Dan dari Qatadah,  mengenai Firman Allah Ta’ala  Dan berbuat fitnah lebih besar (dosanya) daripada membunuh, ia berkata: “Kemusyrikan itu lebih besar dosanya daripada membunuh.” (Fatawa As-Subki juz, 1 halaman 35).

Menugasi bahkan mengerahkan manusia untuk mempersembahkan sesaji, entah itu disebut larung laut, labuh ini itu di gunung, sedekah bumi, tumbal untuk jembatan, bangunan, sembelihan untuk disajikan bagi roh kubur, punden, dan aneka bentuk semacamnya adalah perbuatan yang diancam oleh ayat tersebut. Dan itu tidak kalah dahsyatnya dibanding yang menimpakan bala’ kepada orang mu’min sampai membunuhi ribuan ulama itu.

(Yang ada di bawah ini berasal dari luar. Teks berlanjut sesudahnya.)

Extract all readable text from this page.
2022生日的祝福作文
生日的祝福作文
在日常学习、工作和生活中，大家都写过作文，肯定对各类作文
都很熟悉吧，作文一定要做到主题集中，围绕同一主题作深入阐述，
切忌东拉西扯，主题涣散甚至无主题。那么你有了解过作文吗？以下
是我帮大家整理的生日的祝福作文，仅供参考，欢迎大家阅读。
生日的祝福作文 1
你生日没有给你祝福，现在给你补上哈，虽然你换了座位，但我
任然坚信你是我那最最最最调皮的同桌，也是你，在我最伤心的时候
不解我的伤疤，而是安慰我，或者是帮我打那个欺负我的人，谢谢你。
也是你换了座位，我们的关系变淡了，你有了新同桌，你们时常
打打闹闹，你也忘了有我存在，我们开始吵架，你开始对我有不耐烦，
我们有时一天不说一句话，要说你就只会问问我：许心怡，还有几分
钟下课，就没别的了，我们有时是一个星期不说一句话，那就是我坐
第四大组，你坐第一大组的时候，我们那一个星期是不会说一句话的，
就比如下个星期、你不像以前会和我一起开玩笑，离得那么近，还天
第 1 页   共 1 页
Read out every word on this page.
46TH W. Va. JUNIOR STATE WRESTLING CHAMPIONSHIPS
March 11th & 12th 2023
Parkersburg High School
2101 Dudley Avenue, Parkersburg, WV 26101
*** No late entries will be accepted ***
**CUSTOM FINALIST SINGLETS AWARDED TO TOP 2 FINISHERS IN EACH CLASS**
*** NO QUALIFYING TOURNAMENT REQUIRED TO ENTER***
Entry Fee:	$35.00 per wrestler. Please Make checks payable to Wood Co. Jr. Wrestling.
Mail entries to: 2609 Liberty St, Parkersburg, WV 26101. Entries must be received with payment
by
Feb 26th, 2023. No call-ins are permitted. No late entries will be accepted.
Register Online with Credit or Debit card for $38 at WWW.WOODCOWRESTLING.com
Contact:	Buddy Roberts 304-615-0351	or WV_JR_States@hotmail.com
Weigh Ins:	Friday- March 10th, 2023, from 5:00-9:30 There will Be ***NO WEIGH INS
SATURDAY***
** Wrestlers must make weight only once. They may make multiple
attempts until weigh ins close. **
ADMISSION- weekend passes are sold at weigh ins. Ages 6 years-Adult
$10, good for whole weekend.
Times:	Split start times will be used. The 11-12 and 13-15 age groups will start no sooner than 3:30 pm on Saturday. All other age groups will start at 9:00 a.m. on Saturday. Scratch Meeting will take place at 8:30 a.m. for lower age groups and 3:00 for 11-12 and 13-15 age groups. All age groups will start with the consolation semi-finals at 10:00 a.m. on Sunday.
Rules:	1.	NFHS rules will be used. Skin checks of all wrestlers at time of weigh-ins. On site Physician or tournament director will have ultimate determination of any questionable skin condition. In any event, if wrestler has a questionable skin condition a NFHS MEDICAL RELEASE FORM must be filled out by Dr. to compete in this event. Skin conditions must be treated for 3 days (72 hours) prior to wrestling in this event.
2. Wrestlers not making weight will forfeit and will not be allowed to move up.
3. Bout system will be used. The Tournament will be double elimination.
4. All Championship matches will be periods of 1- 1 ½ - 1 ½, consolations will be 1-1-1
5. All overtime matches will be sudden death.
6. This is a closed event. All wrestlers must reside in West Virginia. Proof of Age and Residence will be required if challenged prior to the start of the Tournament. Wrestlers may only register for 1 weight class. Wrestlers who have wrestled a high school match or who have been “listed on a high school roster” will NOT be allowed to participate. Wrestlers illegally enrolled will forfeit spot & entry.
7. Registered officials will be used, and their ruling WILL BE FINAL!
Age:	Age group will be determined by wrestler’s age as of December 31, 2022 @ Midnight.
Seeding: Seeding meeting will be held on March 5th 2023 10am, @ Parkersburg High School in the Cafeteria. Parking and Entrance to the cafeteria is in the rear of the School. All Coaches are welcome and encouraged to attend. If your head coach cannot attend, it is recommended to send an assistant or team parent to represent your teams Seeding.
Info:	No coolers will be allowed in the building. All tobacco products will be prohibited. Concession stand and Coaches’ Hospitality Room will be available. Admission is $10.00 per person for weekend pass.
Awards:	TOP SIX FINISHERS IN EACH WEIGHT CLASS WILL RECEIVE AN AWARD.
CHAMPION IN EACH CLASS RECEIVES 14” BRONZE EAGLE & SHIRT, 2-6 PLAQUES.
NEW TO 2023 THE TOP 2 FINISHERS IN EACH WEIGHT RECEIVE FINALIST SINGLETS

Dengan demikian, siapapun yang ingin dirinya selamat di akherat kelak, mesti sangat hati-hati dan menghindari jauh-jauh dari perbuatan yang sangat berbahaya bagi keimanan dan keselamatan di akherat itu.

Meneruskan upacara atau perbuatan yang telah diancam oleh Allah Ta’ala, berarti merugikan diri sendiri dengan serugi-ruginya. Sebaliknya menyudahi, menghentikan, bahkan mencegahnya dan bertaubat darinya, adalah perbuatan yang insya Allah mengakibatkan selamat di hadapan Allah Ta’ala kelak.

Orang yang bijaksana adalah orang yang mampu mengoreksi dirinya.

Dari Syaddad bin Aus dari Nabi Shallallahu 'alaihi wa Sallam beliau bersabda: "Orang yang cerdas adalah orang yang memperhitungkan dirinya dan beramal untuk hari setelah kematian, sedangkan orang yang bodoh adalah orang yang jiwanya mengikuti hawa nafsunya dan berangan-angan kepada Allah." (HR. At-Tirmidzi 2383, dia berkata: Hadits ini hasan, dan riwayat Ibnu Majah, dan Ahmad). 

At-Tirmidzi berkata: Maksud sabda Nabi shallallaahu 'alaihi wasallam, "Orang yang memperhitungkan  dirinya" yaitu orang yang selalu mengoreksi dirinya pada waktu di dunia sebelum dihisab (diperhitungkan) pada hari Kiamat.

Apa yang dikemukakan ini agaknya serasi pula dengan unen-unen tiyang Jawititenono tembe mburine, bakal ngunduh wohing pakerti…  (waspadailah dan ingatlah akibat belakangnya, kelak akan mengunduh buah kelakuan…).  (kata-kata orang Jawa),

Jakarta, November 2010/ Dzulqa’dah 1431H

Nuwun (hormat saya)

 

Hartono Ahmad Jaiz

Penulis Buku Islam dan Al-Qur’an pun Diserang



[1] Sjamsudduha, Penyebaran dan Perkembangan Islam- Katolik- Protestan di Indonesia, Usaha Nasional, Surabaya, 1987, halaman 119.

[2] Ibid, halaman 167.

[3] Prof. Mr, AG. Pringgodigdo –Hassan Shadily MA, Ensiklopedi Umum, Penerbit Yayasan Kanisius, Yogyakarta, 1977, halaman 45.